La population juive de Haguenau étant ainsi devenue plus dense, la mortalité augmenta et, vu l'état de siège, elle dut songer à s'approprier un cimetière dans l'intérieur de la ville. Déjà, lors d'un siège, les Juifs avaient enterré leurs morts dans le jardin du Stettmeister Capito. Ce cimetière finit bientôt par se remplir, lorsque les hostilités recommencèrent. Les Juifs désirant en avoir un comme les catholiques, près de leur maison de prières, profitèrent de la situation pour demander l'autorisation d'en établir un dans la ville. Cette autorisation leur fut accordée, et ils achetèrent à cet effet un jardin situé près de la tour de l'horloge (actuellement rue des Roses). En faisant cette demande, les Juifs avaient allégué qu'il venait de mourir un des leurs et qu'ils ne pouvaient transporter son corps hors de la ville, à cause du danger. Bientôt on apprit que les Juifs, outrepassant leurs droits, avaient inhumé dans le nouveau cimetière plusieurs corps sans nouvelle autorisation du Conseil. Aussitôt (28 avril 1632) le Stettmeister Bildstein réunit le Conseil et demanda une punition pour les délinquants. La décision suivante fut alors prise :
"Comme les Juifs ont commis ce délit à l'insu de l'honorable Conseil, ils devront déterrer leurs morts, les transporter hors de la ville, A leur lieu de repos habituel et payer en outre pour chaque inhumation ainsi faite dix reichstalers d'amende"(72).

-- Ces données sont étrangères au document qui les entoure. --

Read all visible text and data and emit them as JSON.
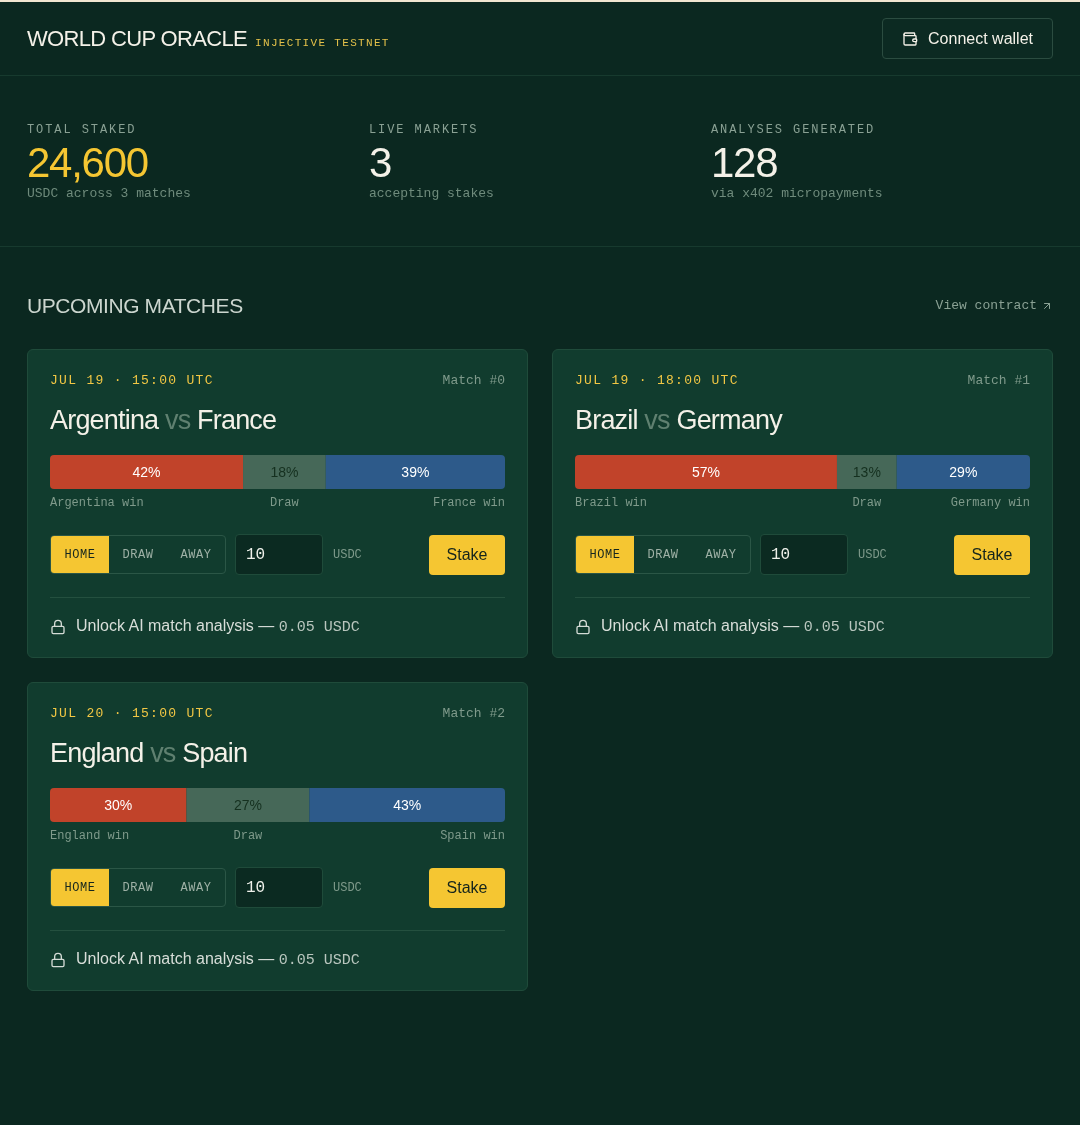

Les Juifs répondirent par une supplique (73) dans laquelle ils exposaient qu'ils étaient victimes d'un malentendu, et demandaient la permission de laisser ces corps dans leur lieu d'inhumation, qu'il n'y avait aucun péril à les y conserver, qu'au contraire il serait dangereux de les exhumer.
Le Conseil ordonna une enquête et les Juifs durent obéir. Mais le cimetière ordinaire n'avait plus de place, ils durent donc acheter une propriété qui y attenait, que le Conseil leur permit de convertir en lieu de sépulture à la condition qu'aucun Juif étranger à la ville n'y fût enterre. Ils fondèrent alors une société chargée, sous le contrôle de l'administration de la communauté, de la gestion du cimetière. Cette société qui était composée de presque tous les Juifs de la ville et de ceux des environs, prit le nom de Hebrah de Gemilout Hasadim.
Pendant ce temps les Suédois étaient partis et avaient été remplacés par les Impériaux sous le commandement de Metternich. Des Juifs refugiés, deux seuls purent continuer à y résider ; ce furent le médecin Haym et une veuve de Schweighausen, celle-ci à la demande du gouverneur, parce qu'elle savait parler le français (74). Ainsi la communauté israélite comptait en 1633 onze ménages. Les charges qui pesaient sur elle étaient très lourdes, et on s'explique difficilement qu'ils aient pu les supporter. En plus des impôts ordinaires, en 1634, ils durent, contrairement à la jurisprudence établie, recevoir des garnisaires, lesquels avaient droit au gîte, à un reichsthaler par semaine (5 fr. 80) par cavalier ; à trois par porte-étendard, quatre par lieutenant et dix par capitaine. En outre, ils furent contraints de verser toutes les semaines les cinquante reichsthalers que Metternich exigeait de la ville. Ils réclamèrent et on leur accorda seulement que les bourgeois logeraient chez eux les cavaliers (75). Pour le coup les Juifs ne purent se contenir. Le 25 décembre un sieur Greiff, membre du Conseil, étant venu signifier à Bonus, l'un des préposés de la communauté, l'arrêté qui leur imposait ces lourdes contributions, Bonus, indigné, lui dit, en présence d'une foule de bourgeois et de soldats :
Les soldats approuvèrent les paroles de Bonus et le louèrent de son courage, mais Greiff le cita devant le magistrat, le lendemain 26 décembre, réclamant mille thalers de dommages-intérêts et la peine de la prison contre lui. Bonus comparut ; il ne nia rien, dit simplement que c'était l'indignation qui l'avait forcé à parloir de la sorte, que chaque jour il devait essuyer les larmes et les supplications de ses coreligionnaires, qu'il ne nourrissait d'ailleurs aucun mauvais sentiment à l'égard de Greiff et des membres du Conseil.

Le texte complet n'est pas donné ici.